Cabos eleitorais beneficiados

Os moradores das 400 casas nos municípios mineiros de Durandé e Martins Soares relatavam que o material de suas residências era péssimo. O fato chamou a atenção dos procuradores, que acabaram descobrindo que a entidade responsável pelas moradias operava em conluio com um cartel de empresas da construção civil, que forneciam os piores produtos a um custo pelo menos 10% maior do que os vistos no mercado. Os beneficiários eram escolhidos entre eleitores e cabos eleitorais de dois vereadores, que ignoravam os critérios de vulnerabilidade social estabelecidos pelo Ministério das Cidades, que gerencia o programa. A quadrilha ainda cobrava uma taxa ilegal de dois salários mínimos como se fossem custos do financiamento.

 

Verificamos que o programa foi usado com finalidade política e para enriquecimento ilícito. Não provamos que os funcionários da Caixa tiveram dolosa, mas houve negligência na fiscalização de quem recebia as casas, do serviço feito. A Caixa não exigiu nem nota fiscal — afirmou o procurador Lucas Gualtieri, um dos responsáveis pela Operação Tyrannos, que prendeu, na semana passada, os dois vereadores e mais 11 pessoas envolvidas no esquema; no total, o grupo obteve R$ 56 milhões em contratos em 25 municípios, agora sob investigação.

 

Ainda em Minas, outra investigação revelou o cartel de três empreiteiras que atuava em obras do programa em Lavras. A quadrilha era formada por empresários da construção civil e servidores públicos municipais, além de funcionários da Caixa. As investigações, que transcorrem em segredo de Justiça, já indicaram que os suspeitos direcionavam licitações e superfaturaram as obras.

 

No Acre, há alguns dias, a Justiça Federal aceitou a denúncia contra 16 empreiteiros e três funcionários públicos — entre eles o então secretário estadual de Habitação — por fraude e cartel na construção de três mil casas em bairro de Rio Branco batizado de Cidade do Povo.

 

A investigação mostra que os servidores chamaram as empresas que preferiam e repartiram a obra. Diziam que era importante para a eleição (do governador Tião Viana) — afirma o procurador Marino Lucianelli Neto, do Acre, que ainda investiga se houve repasses de propina a políticos ou campanhas eleitorais; o governo do Acre não respondeu ao GLOBO.

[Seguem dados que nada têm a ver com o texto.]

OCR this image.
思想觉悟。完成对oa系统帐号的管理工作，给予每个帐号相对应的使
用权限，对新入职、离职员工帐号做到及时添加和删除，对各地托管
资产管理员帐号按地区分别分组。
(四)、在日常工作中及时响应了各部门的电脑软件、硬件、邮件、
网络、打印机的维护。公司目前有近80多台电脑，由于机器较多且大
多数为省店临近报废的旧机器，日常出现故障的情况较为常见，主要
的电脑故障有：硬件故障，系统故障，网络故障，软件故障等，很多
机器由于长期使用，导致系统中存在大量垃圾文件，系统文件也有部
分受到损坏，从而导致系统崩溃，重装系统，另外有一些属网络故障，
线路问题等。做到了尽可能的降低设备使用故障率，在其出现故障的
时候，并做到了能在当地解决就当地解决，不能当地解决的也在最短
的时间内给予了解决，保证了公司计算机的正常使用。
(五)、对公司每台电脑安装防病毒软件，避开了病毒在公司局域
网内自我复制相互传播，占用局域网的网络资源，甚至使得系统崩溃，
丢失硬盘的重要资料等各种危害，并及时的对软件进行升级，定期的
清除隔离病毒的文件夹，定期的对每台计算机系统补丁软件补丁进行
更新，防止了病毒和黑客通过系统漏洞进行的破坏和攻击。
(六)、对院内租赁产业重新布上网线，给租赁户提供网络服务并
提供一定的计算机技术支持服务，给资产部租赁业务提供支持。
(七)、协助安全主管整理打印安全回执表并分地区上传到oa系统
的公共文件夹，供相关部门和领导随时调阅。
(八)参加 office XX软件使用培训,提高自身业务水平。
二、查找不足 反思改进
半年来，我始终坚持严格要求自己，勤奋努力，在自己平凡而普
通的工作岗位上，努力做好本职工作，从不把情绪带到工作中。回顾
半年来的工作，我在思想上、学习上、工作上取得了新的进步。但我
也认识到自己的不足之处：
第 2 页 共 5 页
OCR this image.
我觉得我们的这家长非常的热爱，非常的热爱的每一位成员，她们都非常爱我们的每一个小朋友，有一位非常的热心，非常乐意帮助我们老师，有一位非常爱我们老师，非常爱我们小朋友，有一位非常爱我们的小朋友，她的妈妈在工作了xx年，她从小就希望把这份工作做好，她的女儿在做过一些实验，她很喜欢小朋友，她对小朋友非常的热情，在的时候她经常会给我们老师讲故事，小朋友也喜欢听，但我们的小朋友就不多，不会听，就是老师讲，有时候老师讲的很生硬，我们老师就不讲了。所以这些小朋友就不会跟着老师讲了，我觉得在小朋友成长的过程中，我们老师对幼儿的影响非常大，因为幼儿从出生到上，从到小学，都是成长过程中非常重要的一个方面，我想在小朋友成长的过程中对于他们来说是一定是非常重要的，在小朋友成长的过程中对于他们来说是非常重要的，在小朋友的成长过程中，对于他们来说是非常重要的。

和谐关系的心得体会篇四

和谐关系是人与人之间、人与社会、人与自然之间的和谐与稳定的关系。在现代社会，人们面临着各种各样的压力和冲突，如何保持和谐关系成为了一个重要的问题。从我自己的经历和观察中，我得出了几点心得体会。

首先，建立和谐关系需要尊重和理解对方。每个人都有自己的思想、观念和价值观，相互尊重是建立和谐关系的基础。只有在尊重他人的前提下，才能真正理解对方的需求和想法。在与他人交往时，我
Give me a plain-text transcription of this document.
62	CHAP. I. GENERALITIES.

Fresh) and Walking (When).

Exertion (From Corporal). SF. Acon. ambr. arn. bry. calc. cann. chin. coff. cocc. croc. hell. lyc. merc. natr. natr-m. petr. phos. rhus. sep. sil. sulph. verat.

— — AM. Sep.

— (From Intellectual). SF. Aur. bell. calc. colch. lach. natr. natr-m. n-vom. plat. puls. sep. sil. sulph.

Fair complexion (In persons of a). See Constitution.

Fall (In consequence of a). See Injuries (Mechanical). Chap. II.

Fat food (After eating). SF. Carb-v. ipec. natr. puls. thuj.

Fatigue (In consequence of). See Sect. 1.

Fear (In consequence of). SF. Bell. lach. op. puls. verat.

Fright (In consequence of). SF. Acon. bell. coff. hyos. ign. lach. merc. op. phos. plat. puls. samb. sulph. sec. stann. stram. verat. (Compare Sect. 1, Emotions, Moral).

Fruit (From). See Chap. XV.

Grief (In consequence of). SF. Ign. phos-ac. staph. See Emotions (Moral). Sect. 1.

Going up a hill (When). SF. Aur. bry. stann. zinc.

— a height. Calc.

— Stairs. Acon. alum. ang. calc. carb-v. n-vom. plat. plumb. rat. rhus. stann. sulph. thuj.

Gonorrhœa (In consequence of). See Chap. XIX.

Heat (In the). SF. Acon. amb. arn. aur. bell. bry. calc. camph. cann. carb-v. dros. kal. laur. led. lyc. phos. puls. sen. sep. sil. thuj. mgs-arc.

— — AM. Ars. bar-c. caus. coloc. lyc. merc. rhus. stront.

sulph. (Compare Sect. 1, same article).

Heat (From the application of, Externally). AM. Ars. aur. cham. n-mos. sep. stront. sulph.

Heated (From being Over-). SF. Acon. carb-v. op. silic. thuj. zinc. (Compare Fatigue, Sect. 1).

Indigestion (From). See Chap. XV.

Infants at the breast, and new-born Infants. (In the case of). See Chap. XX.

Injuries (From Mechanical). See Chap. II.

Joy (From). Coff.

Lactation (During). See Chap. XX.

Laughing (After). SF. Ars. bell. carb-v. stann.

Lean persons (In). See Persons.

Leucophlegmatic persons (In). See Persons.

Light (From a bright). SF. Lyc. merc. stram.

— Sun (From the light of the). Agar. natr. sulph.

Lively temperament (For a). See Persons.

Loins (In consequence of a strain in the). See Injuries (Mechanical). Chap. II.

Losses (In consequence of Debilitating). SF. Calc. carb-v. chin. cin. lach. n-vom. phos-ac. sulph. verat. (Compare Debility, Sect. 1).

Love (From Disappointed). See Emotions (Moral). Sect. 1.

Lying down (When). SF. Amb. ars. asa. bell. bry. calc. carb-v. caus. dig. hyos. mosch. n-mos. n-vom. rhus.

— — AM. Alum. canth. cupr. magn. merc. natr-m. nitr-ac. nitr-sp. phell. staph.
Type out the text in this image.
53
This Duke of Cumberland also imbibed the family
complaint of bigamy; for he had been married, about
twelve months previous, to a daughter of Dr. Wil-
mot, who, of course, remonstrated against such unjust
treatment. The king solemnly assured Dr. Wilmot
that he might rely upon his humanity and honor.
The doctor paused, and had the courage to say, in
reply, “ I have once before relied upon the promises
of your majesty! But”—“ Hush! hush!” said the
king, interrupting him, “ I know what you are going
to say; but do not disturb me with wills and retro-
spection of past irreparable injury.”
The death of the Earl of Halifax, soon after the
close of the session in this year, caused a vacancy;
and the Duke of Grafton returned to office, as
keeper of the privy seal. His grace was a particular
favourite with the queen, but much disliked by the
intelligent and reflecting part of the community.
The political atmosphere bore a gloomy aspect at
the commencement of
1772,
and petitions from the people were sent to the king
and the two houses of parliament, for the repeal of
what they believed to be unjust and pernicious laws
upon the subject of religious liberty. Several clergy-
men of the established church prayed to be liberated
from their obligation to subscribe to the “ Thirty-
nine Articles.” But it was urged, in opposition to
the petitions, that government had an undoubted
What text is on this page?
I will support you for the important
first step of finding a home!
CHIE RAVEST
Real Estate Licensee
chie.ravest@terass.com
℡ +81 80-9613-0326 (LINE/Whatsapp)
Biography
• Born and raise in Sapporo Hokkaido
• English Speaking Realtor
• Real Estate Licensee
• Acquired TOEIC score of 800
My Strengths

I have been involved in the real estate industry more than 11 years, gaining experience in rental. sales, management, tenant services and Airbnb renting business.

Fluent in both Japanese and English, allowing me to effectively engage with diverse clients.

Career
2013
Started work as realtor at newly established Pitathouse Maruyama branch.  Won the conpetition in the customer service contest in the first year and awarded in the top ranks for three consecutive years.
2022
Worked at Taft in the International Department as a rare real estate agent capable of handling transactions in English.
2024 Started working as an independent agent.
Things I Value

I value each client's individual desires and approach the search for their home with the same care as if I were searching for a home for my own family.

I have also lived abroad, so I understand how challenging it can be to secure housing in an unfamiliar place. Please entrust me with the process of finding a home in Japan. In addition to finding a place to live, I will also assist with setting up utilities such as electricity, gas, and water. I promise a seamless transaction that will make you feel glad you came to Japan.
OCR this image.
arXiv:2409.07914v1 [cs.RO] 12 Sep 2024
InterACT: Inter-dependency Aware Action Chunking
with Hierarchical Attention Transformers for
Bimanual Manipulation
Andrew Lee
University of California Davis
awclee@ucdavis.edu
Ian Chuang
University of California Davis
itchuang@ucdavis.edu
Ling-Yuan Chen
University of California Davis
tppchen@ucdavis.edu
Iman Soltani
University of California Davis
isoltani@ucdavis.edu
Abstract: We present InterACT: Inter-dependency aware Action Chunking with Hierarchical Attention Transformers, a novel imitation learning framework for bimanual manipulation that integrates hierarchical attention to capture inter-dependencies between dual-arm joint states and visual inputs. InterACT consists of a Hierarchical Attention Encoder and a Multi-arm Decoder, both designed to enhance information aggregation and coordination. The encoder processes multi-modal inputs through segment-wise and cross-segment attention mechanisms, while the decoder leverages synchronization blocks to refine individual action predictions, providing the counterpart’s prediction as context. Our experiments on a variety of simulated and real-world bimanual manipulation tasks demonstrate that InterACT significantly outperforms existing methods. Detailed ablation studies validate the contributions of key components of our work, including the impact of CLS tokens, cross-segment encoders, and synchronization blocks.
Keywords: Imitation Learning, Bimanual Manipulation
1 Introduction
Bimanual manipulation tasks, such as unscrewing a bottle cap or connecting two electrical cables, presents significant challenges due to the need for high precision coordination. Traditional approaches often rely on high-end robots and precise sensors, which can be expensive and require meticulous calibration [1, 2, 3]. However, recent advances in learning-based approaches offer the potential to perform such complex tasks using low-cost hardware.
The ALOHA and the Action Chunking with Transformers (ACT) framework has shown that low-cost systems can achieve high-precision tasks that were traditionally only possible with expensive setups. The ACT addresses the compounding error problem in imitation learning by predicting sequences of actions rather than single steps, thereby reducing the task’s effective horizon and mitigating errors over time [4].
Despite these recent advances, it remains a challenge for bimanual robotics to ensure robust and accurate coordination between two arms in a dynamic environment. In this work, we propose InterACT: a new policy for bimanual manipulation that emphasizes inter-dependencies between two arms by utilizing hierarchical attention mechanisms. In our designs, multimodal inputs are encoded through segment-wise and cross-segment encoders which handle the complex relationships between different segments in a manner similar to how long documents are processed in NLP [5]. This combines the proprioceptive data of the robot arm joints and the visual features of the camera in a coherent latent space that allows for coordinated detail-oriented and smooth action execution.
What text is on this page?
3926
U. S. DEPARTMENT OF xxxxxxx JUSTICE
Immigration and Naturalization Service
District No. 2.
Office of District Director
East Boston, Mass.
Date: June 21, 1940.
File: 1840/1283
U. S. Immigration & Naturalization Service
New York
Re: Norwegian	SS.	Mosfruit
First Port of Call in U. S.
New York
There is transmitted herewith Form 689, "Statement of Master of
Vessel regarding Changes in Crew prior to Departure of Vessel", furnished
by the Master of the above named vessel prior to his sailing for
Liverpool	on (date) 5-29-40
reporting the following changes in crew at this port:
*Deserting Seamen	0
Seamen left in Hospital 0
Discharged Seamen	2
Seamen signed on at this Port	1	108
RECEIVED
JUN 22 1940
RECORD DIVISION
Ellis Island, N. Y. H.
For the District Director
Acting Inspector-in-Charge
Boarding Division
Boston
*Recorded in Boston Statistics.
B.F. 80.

Em nota, o Ministério das Cidades afirmou desconhecer o teor das denúncias e disse que “a habilitação dos candidatos é feita pela Caixa através do Sitah (Sistema de Tratamento de Dados Habitacionais), confrontando os dados com os registros no CadÚnico, FGTS, Rais”, entre outros e sem interferência humana na confrontação desses sistemas”. Quanto à má qualidade dos imóveis, o ministério afirma que devem ser acionados os “contratantes — instituições financeiras oficiais —, a quem caberá adotar providências de reparação”. Já a Caixa informou que não cabe ao banco, mas, sim, ao “responsável técnico da entidade acompanhar e atestar a utilização dos materiais conforme projeto, memorial descritivo e demais peças de engenharia apresentadas.” Afirmou também que segue o estabelecido pelo ministério na escolha de beneficiários e que colabora com a PF e o MPF nas investigações.